The Blind Assassin, by Margaret Atwood: I can’t decide whether Margaret Atwood is intentionally trying to be a parody of a 70s feminist, a Germaine Greer on steroids, or if she seriously hates all men with the venom I normally reserve for Beckett. I have read a couple of her other books, and I have yet to meet a sympathetic male character. I find her constant rallying against patriarchy quite damaging, as her worldview is often as Manichean as those held by the men she criticizes. By constantly casting women as victims and men as perpetrators, without a single character that straddles these extremes, she is perversely justifying and reinforcing the status quo.

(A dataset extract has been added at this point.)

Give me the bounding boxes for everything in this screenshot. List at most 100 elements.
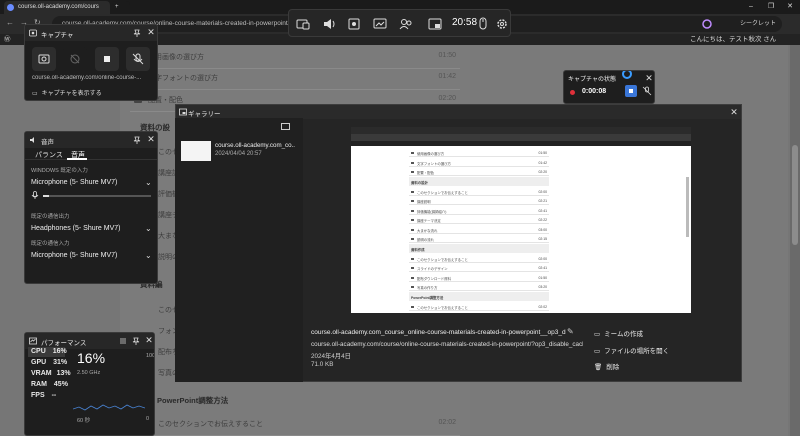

Adam Bede, by George Eliot: The story, a showcase of staid Victorian morality, is quite bad in itself: flirty milkmaid meets downfall after seduction by country squire (I say, you’re a most becoming wench!) But this is the golden age of the omniscient narrator of course. Consequently, and to castigate the poor reader even further, if that’s possible (and George Elliot shows us it is possible), we are treated every four chapters or so to an interlude in which we are patronised to death by essays on rural topography, rural agriculture, rural infrastructure. Having to read it as part of my degree, I actually skipped all these tiresome digressions and looked them up on wikipedia instead.
The Pickwick Papers, by Charles Dickens: Yeah, I know, I’m attacking the bearded dude that was on the 10 pound note until he was replaced by Darwin (presumably Darwin was fitter). This is probably sacrilege and they might not let me through immigration next time I visit their little island. Great Expectations is a wonderful book but sometimes Dickens is like that uncle of yours, the born raconteur, who just won’t shut up after too much sherry. This is how The Pickwick Papers often feels; after a couple of amusing stories, it descends into a increasingly indulgent rambling monologue. Anyway, I always preferred Wilkie Collins.

A true classic - mostly written through an opium haze, like most classics should be.